Marshall noted that the current downturn in the U.S. economy and rising food and energy costs are still having an impact on the everyday lives of residents, as well as the province's forestry, manufacturing and fishing industries.
"No government can insulate or isolate all people from rising costs of food or oil out there," he said.
"I fill up my car as well. I know what's going on. I know how people are hurt by this."
Cuts in personal income taxes in the budget will make Newfoundland and Labrador the province with the fourth lowest average tax rates in Canada. Two years ago, it had the highest.

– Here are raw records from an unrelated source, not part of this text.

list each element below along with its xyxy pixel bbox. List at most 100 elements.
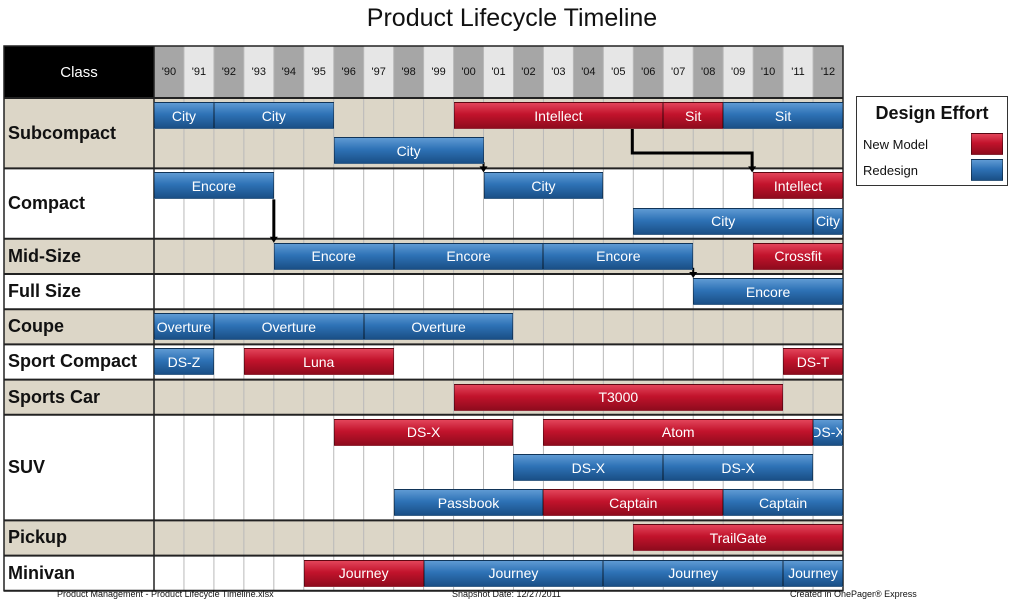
connector-arrowhead (748, 166, 757, 173)
year-cell (603, 46, 634, 98)
timeline-bar: DS-X (333, 418, 514, 446)
row-label: Sports Car (8, 386, 101, 407)
timeline-bar: Encore (273, 242, 394, 270)
connector-line (630, 129, 754, 169)
year-cell (663, 46, 694, 98)
year-cell (573, 46, 604, 98)
chart-title: Product Lifecycle Timeline (366, 4, 658, 32)
timeline-bar: Luna (243, 348, 394, 376)
timeline-bar: Intellect (753, 172, 843, 200)
timeline-bar: Overture (154, 313, 214, 341)
timeline-bar: City (813, 207, 843, 235)
class-header: Class (60, 63, 98, 81)
connector-arrowhead (479, 166, 488, 173)
timeline-bar: T3000 (453, 383, 784, 411)
year-label: '07 (671, 66, 686, 78)
timeline-bar: Journey (303, 559, 424, 587)
year-cell (423, 46, 454, 98)
timeline-bar: Crossfit (753, 242, 843, 270)
year-cell (693, 46, 724, 98)
year-label: '09 (730, 66, 746, 78)
year-cell (363, 46, 394, 98)
year-label: '01 (491, 66, 506, 78)
year-label: '90 (161, 66, 177, 78)
timeline-bar: TrailGate (633, 524, 843, 552)
timeline-bar: City (633, 207, 814, 235)
year-label: '06 (641, 66, 656, 78)
year-cell (813, 46, 843, 98)
year-label: '10 (760, 66, 776, 78)
year-label: '08 (701, 66, 716, 78)
row-label: Minivan (8, 562, 76, 583)
timeline-bar: Journey (783, 559, 843, 587)
row-label: Compact (8, 193, 86, 214)
timeline-bar: Encore (693, 278, 843, 305)
year-label: '04 (581, 66, 596, 78)
year-cell (183, 46, 214, 98)
row-label: Pickup (8, 527, 68, 548)
year-label: '91 (191, 66, 207, 78)
year-cell (753, 46, 784, 98)
grid-border (3, 45, 844, 592)
row-label: SUV (8, 457, 46, 478)
row-label: Mid-Size (8, 245, 82, 266)
row-label: Coupe (8, 316, 64, 337)
timeline-bar: Sit (663, 102, 724, 129)
row-label: Subcompact (8, 122, 117, 143)
connector-arrowhead (269, 236, 278, 243)
row-label: Sport Compact (8, 351, 138, 372)
legend-new-model-label: New Model (863, 137, 929, 152)
timeline-bar: Encore (543, 242, 694, 270)
year-label: '03 (551, 66, 566, 78)
year-cell (303, 46, 334, 98)
legend-new-model-swatch (971, 133, 1003, 155)
year-label: '93 (251, 66, 266, 78)
class-header-bg (4, 46, 154, 98)
year-cell (393, 46, 424, 98)
year-label: '05 (611, 66, 626, 78)
year-label: '96 (341, 66, 356, 78)
timeline-bar: DS-T (783, 348, 843, 376)
timeline-bar: City (333, 137, 484, 165)
year-cell (213, 46, 244, 98)
year-cell (483, 46, 514, 98)
year-label: '02 (521, 66, 536, 78)
legend: Design Effort New Model Redesign (856, 96, 1008, 186)
year-label: '99 (431, 66, 446, 78)
year-label: '94 (281, 66, 296, 78)
footer-credit: Created in OnePager® Express (790, 589, 917, 599)
timeline-bar: Overture (213, 313, 364, 341)
timeline-bar: Journey (423, 559, 604, 587)
timeline-bar: Sit (723, 102, 843, 129)
year-cell (513, 46, 544, 98)
year-cell (273, 46, 304, 98)
connector-arrowhead (689, 272, 698, 278)
timeline-bar: DS-X (813, 418, 843, 446)
year-label: '00 (461, 66, 476, 78)
timeline-bar: Captain (543, 489, 724, 517)
timeline-bar: Intellect (453, 102, 664, 129)
timeline-bar: Encore (393, 242, 544, 270)
year-label: '97 (371, 66, 386, 78)
timeline-bar: City (154, 102, 214, 129)
timeline-bar: Passbook (393, 489, 544, 517)
year-cell (543, 46, 574, 98)
year-cell (154, 46, 184, 98)
year-label: '11 (791, 66, 805, 78)
timeline-bar: Overture (363, 313, 514, 341)
footer-file: Product Management - Product Lifecycle T… (57, 589, 274, 599)
year-label: '95 (311, 66, 326, 78)
year-label: '12 (820, 66, 836, 78)
year-cell (723, 46, 754, 98)
timeline-bar: Captain (723, 489, 843, 517)
footer-snapshot-date: Snapshot Date: 12/27/2011 (452, 589, 561, 599)
year-label: '98 (401, 66, 416, 78)
legend-title: Design Effort (875, 103, 989, 123)
year-cell (243, 46, 274, 98)
year-label: '92 (221, 66, 237, 78)
year-cell (333, 46, 364, 98)
timeline-bar: DS-Z (154, 348, 214, 376)
timeline-bar: DS-X (513, 454, 664, 481)
timeline-bar: DS-X (663, 454, 814, 481)
year-cell (633, 46, 664, 98)
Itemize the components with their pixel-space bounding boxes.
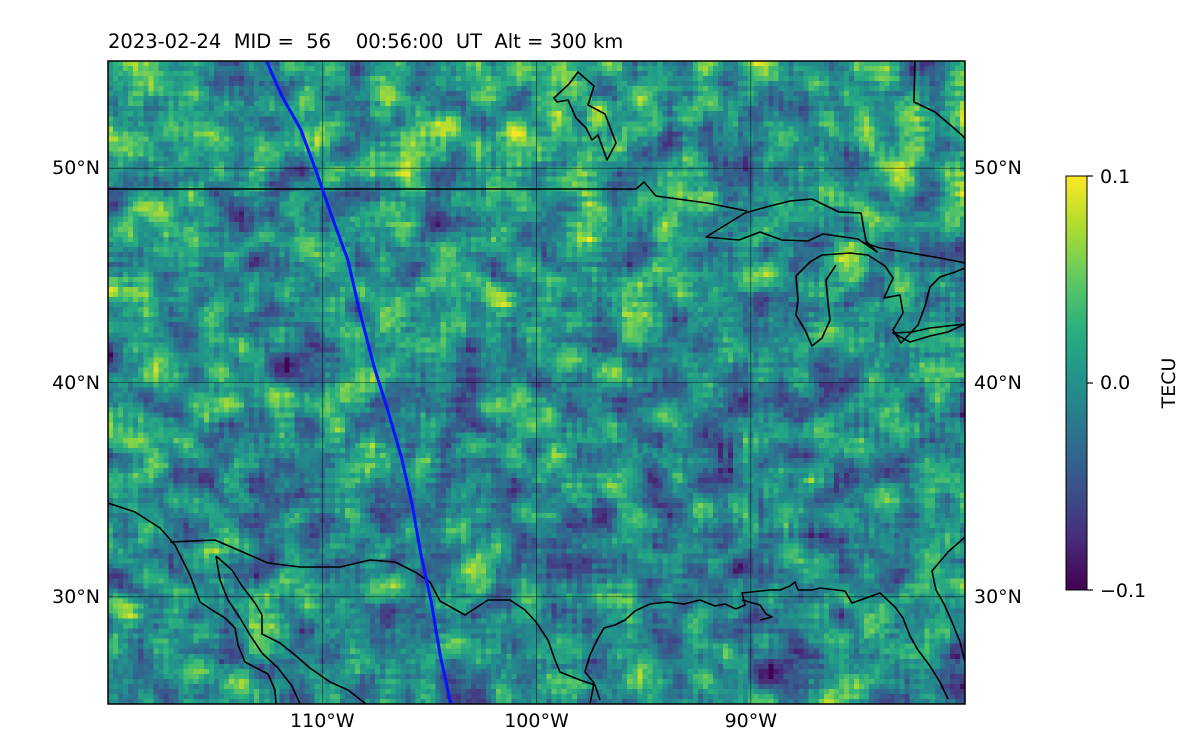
colorbar-label: TECU bbox=[1158, 358, 1180, 410]
us-canada-border bbox=[108, 181, 748, 212]
map-title: 2023-02-24 MID = 56 00:56:00 UT Alt = 30… bbox=[108, 30, 623, 53]
x-tick-label-110w: 110°W bbox=[290, 710, 355, 732]
us-mexico-border bbox=[169, 539, 601, 701]
map-frame bbox=[107, 60, 966, 705]
lake-michigan-huron bbox=[795, 252, 965, 344]
lake-michigan-west bbox=[795, 264, 837, 347]
baja-inner-coast bbox=[215, 555, 301, 704]
y-tick-label-left-50n: 50°N bbox=[52, 157, 100, 179]
colorbar: 0.1 0.0 −0.1 TECU bbox=[1065, 166, 1180, 602]
y-tick-label-left-40n: 40°N bbox=[52, 372, 100, 394]
gulf-coast-louisiana bbox=[735, 581, 949, 700]
x-tick-label-90w: 90°W bbox=[725, 710, 778, 732]
lake-superior bbox=[705, 198, 878, 253]
map-axes-ticks: 110°W 100°W 90°W 30°N 40°N 50°N 30°N 40°… bbox=[52, 157, 1022, 732]
mexico-pacific-coast bbox=[108, 502, 277, 704]
y-tick-label-right-30n: 30°N bbox=[974, 586, 1022, 608]
coastlines-borders bbox=[108, 61, 965, 704]
baja-peninsula bbox=[215, 555, 367, 704]
lake-erie-ontario bbox=[892, 323, 965, 343]
great-lakes-north bbox=[861, 241, 965, 264]
colorbar-tick-label-zero: 0.0 bbox=[1100, 372, 1130, 394]
y-tick-label-left-30n: 30°N bbox=[52, 586, 100, 608]
colorbar-gradient bbox=[1065, 175, 1088, 591]
gulf-coast-louisiana-inner bbox=[741, 599, 773, 621]
x-tick-label-100w: 100°W bbox=[504, 710, 569, 732]
y-tick-label-right-50n: 50°N bbox=[974, 157, 1022, 179]
gridlines bbox=[108, 61, 965, 704]
map-area bbox=[108, 61, 965, 704]
satellite-track-line bbox=[265, 61, 453, 704]
colorbar-tick-label-min: −0.1 bbox=[1100, 580, 1146, 602]
florida-atlantic-coast bbox=[931, 536, 965, 663]
gulf-coast-texas bbox=[584, 599, 737, 704]
y-tick-label-right-40n: 40°N bbox=[974, 372, 1022, 394]
hudson-bay-east-coast bbox=[913, 61, 965, 139]
hudson-bay-coast bbox=[553, 71, 617, 161]
colorbar-tick-label-max: 0.1 bbox=[1100, 166, 1130, 188]
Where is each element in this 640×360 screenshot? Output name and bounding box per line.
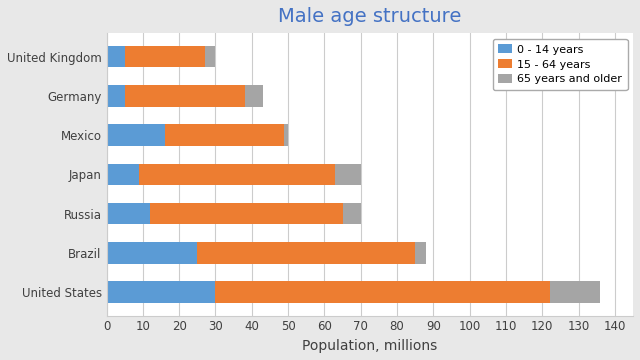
Bar: [150, 203, 342, 224]
Bar: [106, 85, 125, 107]
Bar: [550, 281, 600, 303]
X-axis label: Population, millions: Population, millions: [302, 339, 437, 353]
Bar: [106, 46, 125, 67]
Bar: [205, 46, 216, 67]
Bar: [106, 124, 164, 146]
Bar: [106, 281, 216, 303]
Bar: [342, 203, 361, 224]
Bar: [415, 242, 426, 264]
Bar: [125, 85, 244, 107]
Legend: 0 - 14 years, 15 - 64 years, 65 years and older: 0 - 14 years, 15 - 64 years, 65 years an…: [493, 39, 627, 90]
Bar: [106, 203, 150, 224]
Bar: [335, 163, 361, 185]
Bar: [125, 46, 205, 67]
Bar: [244, 85, 262, 107]
Bar: [216, 281, 550, 303]
Bar: [164, 124, 284, 146]
Bar: [106, 163, 140, 185]
Title: Male age structure: Male age structure: [278, 7, 461, 26]
Bar: [106, 242, 197, 264]
Bar: [197, 242, 415, 264]
Bar: [140, 163, 335, 185]
Bar: [284, 124, 288, 146]
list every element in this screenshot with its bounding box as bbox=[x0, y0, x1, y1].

The surplus marks a stunning turnaround of the economic situation Premier Danny Williams inherited after he was first elected in 2003.
At the time, the Conservative government faced a deficit close to $1 billion and the prospect of slashing public services.
But now the province faces a new challenge: a decline in offshore oil production.
Last year, output from its three projects dropped by 31 million barrels, and that decline is expected to continue for the next several years. So far the rising price of oil has more than offset the decline in production.
The budget comes one day after Statistics Canada reported that the province's economic growth last year was 9.1 per cent, more than triple the national rate.
Upon hearing that Ontario could be an equalization-receiving province in two years, Newfoundland NDP Leader Lorraine Michael laughed at how outrageous that sounds.
But she questioned the significance of Newfoundland's economic turnaround, saying it won't have any measurable impact on many Newfoundlanders.
"It depends on who you are in this province and where you are on the economic scale, because if you're a senior citizen who can't afford your prescription drugs ... telling them we're no longer a have-not province is not going to mean much to them," Michael said.
Opposition Liberal Leader Yvonne Jones said getting off equalization is a major coup for the province, but warned that the government has become too reliant on revenues from a volatile industry.
"Right now, government is really banking all of its plans on the oil and gas sector," Jones said.
"This government has really had a stroke of luck."